R. Donati : C’est un peu cela. La crèche emploie 11 personnes dont 6 en CDI (Contrat à Durée Indéterminée). A mes côtés et aux côtés de la co-responsable, nous avons 2 auxiliaires puéricultrices, 2 animatrices petite enfance détentrices du CAP et enfin un agent d’entretien en CDI. Notre employeur est constitué de parents qui siègent aussi au Conseil d’Administration. Dans les crèches parentales, généralement, les parents s’investissent, ici, ils ne s’occupent que de la gestion. Sauf, en cas de crise où tout le monde monte sur le pont. C’est un choix et les parents y trouvent leur compte.

Le témoignage 2 responsables des "P’Tits loups de la vallée"

Quelles ont été pour vous, les conséquences de la nouvelle convention sur les crèches parentales et qu’est-ce que cela a changé ?

Association Les Petits Loups de la Vallée : Du fait de la réévaluation des salaires à la hausse, on va devoir travailler avec un trou financier . Heureusement, nous sommes en très bonne relation avec la municipalité qui nous viendra en aide dans le cas où le besoin se ferait sentir. Nous avons la chance d’être soutenus par la Communauté de Communes de la Vallée-du-Jabron (CCVJ).

Quel a été votre parcours entre l’idée d’une crèche et sa réalisation ?Les crèches enfantines

A.P.L.V : On a mis 3 ans pour pouvoir ouvrir les portes de la crèche dans ces bâtiments construits, aménagés et mis à notre disposition par la CCVJ. L’idée nous est venue suite au constat du manque de structures sur la vallée où n’exerçait qu’une seule nourrice agréée. Nous disposons d’un agrément modulable jusqu’à 15 places et 12 le mercredi.
On a commencé petit car nous sommes une vallée au coeur de laquelle les gens ont du mal à accepter de faire garder leurs enfants. La confiance s’est instaurée peu à peu.

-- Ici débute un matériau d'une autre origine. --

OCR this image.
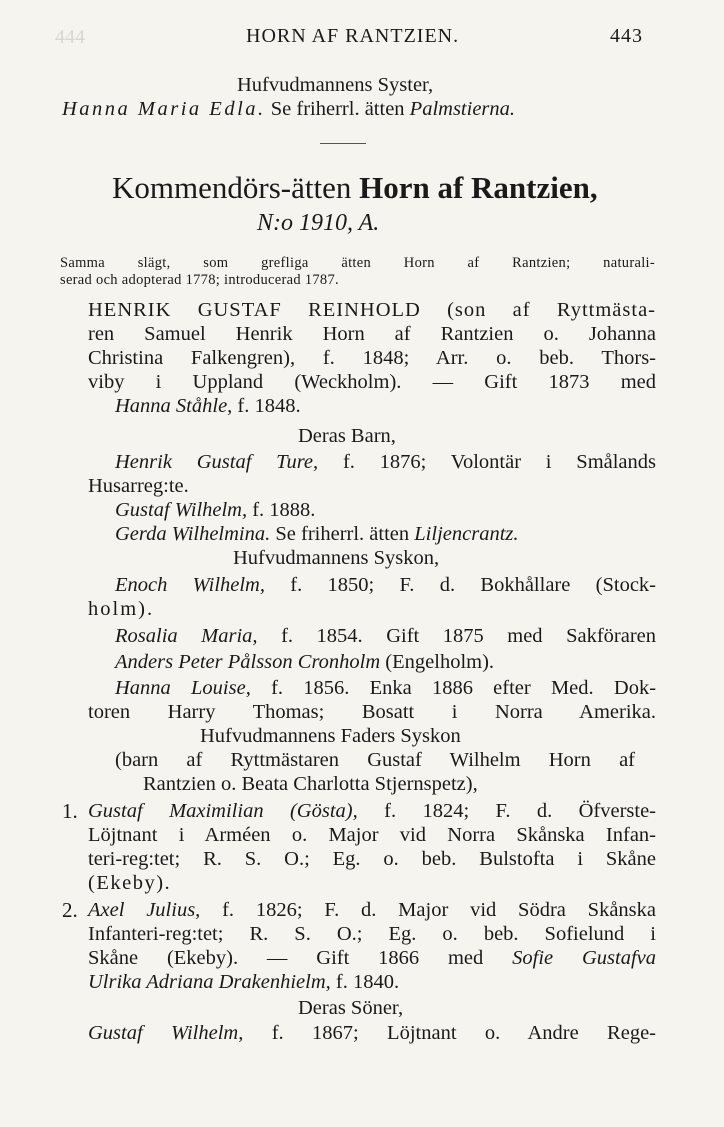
444	HORN AF RANTZIEN.	443
Hufvudmannens Syster,
Hanna Maria Edla. Se friherrl. ätten Palmstierna.
Kommendörs-ätten Horn af Rantzien,
N:o 1910, A.
Samma slägt, som grefliga ätten Horn af Rantzien; naturali-
serad och adopterad 1778; introducerad 1787.
HENRIK GUSTAF REINHOLD (son af Ryttmästa-
ren Samuel Henrik Horn af Rantzien o. Johanna
Christina Falkengren), f. 1848; Arr. o. beb. Thors-
viby i Uppland (Weckholm). — Gift 1873 med
Hanna Ståhle, f. 1848.
Deras Barn,
Henrik Gustaf Ture, f. 1876; Volontär i Smålands
Husarreg:te.
Gustaf Wilhelm, f. 1888.
Gerda Wilhelmina. Se friherrl. ätten Liljencrantz.
Hufvudmannens Syskon,
Enoch Wilhelm, f. 1850; F. d. Bokhållare (Stock-
holm).
Rosalia Maria, f. 1854. Gift 1875 med Sakföraren
Anders Peter Pålsson Cronholm (Engelholm).
Hanna Louise, f. 1856. Enka 1886 efter Med. Dok-
toren Harry Thomas; Bosatt i Norra Amerika.
Hufvudmannens Faders Syskon
(barn af Ryttmästaren Gustaf Wilhelm Horn af
Rantzien o. Beata Charlotta Stjernspetz),
1. Gustaf Maximilian (Gösta), f. 1824; F. d. Öfverste-
Löjtnant i Arméen o. Major vid Norra Skånska Infan-
teri-reg:tet; R. S. O.; Eg. o. beb. Bulstofta i Skåne
(Ekeby).
2. Axel Julius, f. 1826; F. d. Major vid Södra Skånska
Infanteri-reg:tet; R. S. O.; Eg. o. beb. Sofielund i
Skåne (Ekeby). — Gift 1866 med Sofie Gustafva
Ulrika Adriana Drakenhielm, f. 1840.
Deras Söner,
Gustaf Wilhelm, f. 1867; Löjtnant o. Andre Rege-
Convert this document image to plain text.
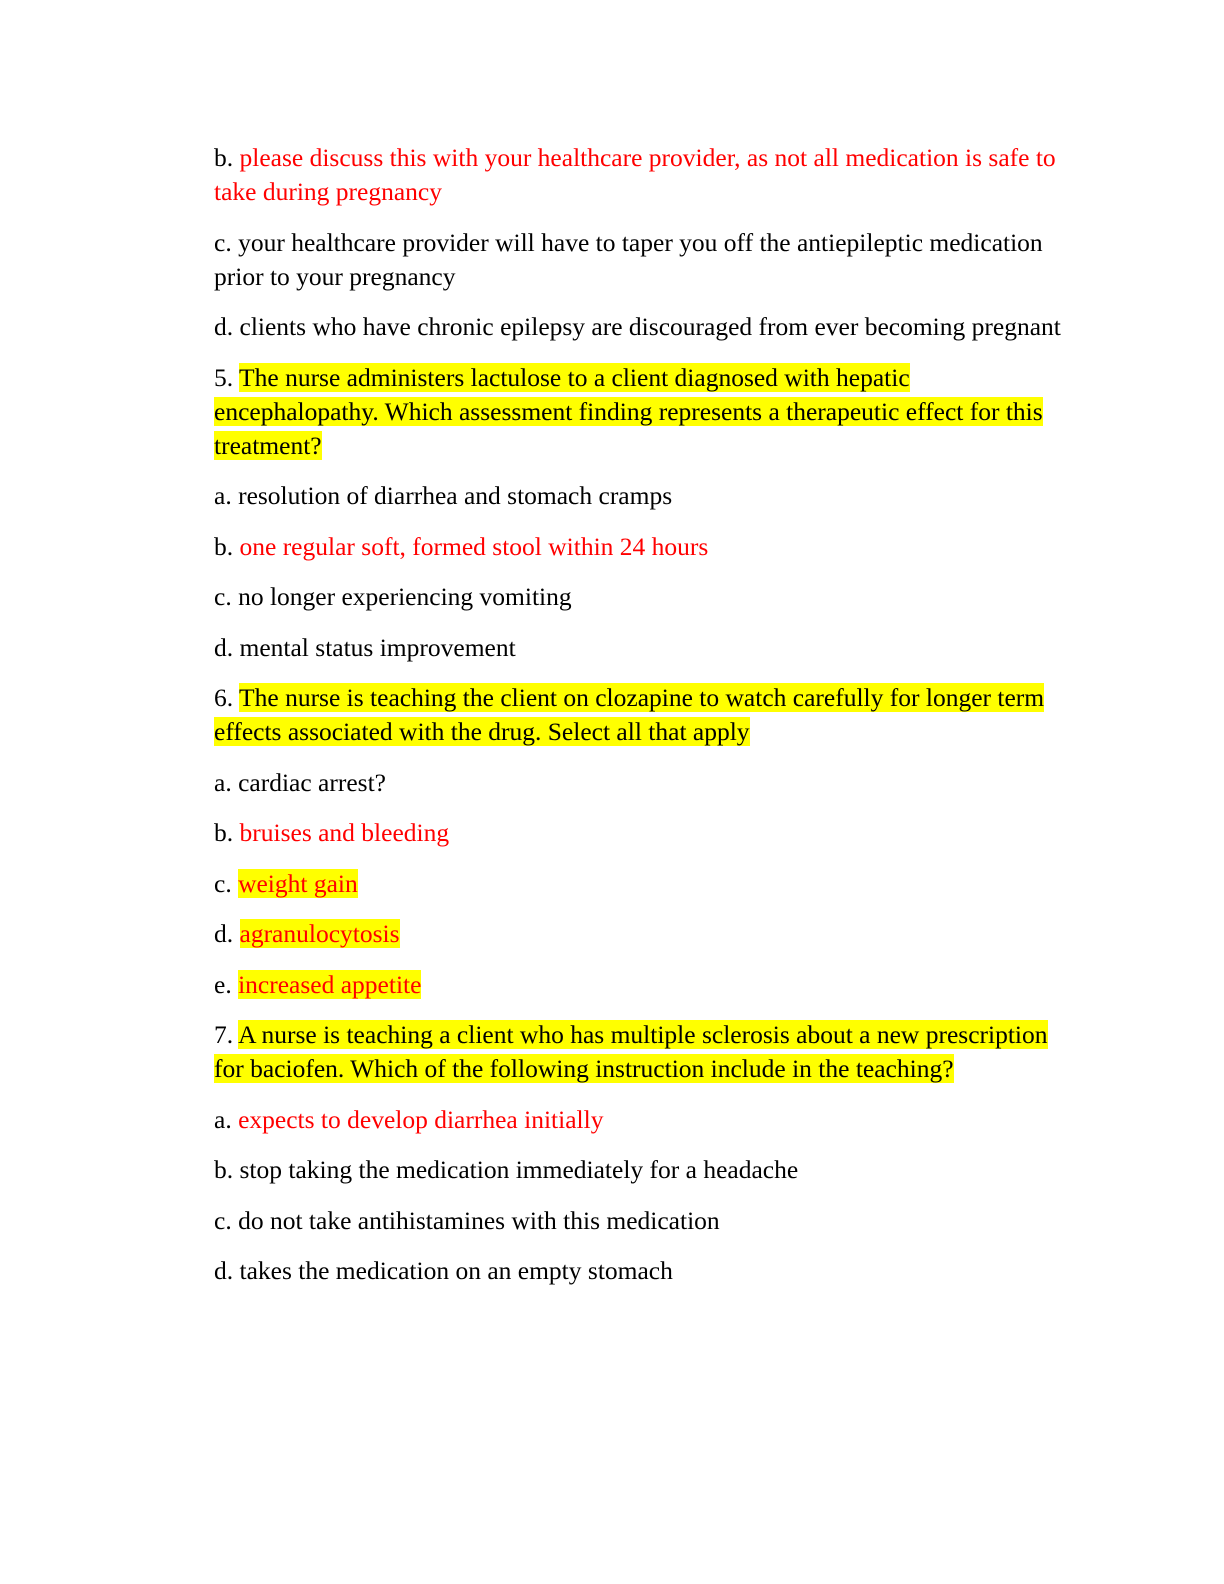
b. please discuss this with your healthcare provider, as not all medication is safe to take during pregnancy

c. your healthcare provider will have to taper you off the antiepileptic medication prior to your pregnancy

d. clients who have chronic epilepsy are discouraged from ever becoming pregnant

5. The nurse administers lactulose to a client diagnosed with hepatic encephalopathy. Which assessment finding represents a therapeutic effect for this treatment?

a. resolution of diarrhea and stomach cramps

b. one regular soft, formed stool within 24 hours

c. no longer experiencing vomiting

d. mental status improvement

6. The nurse is teaching the client on clozapine to watch carefully for longer term effects associated with the drug. Select all that apply

a. cardiac arrest?

b. bruises and bleeding

c. weight gain

d. agranulocytosis

e. increased appetite

7. A nurse is teaching a client who has multiple sclerosis about a new prescription for baciofen. Which of the following instruction include in the teaching?

a. expects to develop diarrhea initially

b. stop taking the medication immediately for a headache

c. do not take antihistamines with this medication

d. takes the medication on an empty stomach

Aujourd’hui, 3 ans après sa mise en fonction, quel bilan pouvez-vous dresser ?

A.P.L.V : Aujourd’hui, notre bureau compte 9 parents, tous bénévoles et 7 salariés. Notre "mini entreprise" a débuté avec des contrats aidés passés en CDI et nous avons pu pérenniser 5 contrats. Du côté des demandes, celles- ci sont de plus en plus croissantes car beaucoup de jeunes couples s’installent par ici.

Quelles sont vos attentes ?

A.P.L.V : Malgré les demandes nombreuses, il faut pouvoir gérer les fluctuations et ne pas surévaluer les besoins lors des demandes d’agréments qui sont le gagne pain de la crèche. Il faudrait plus de financement et notamment de la part de l’Etat.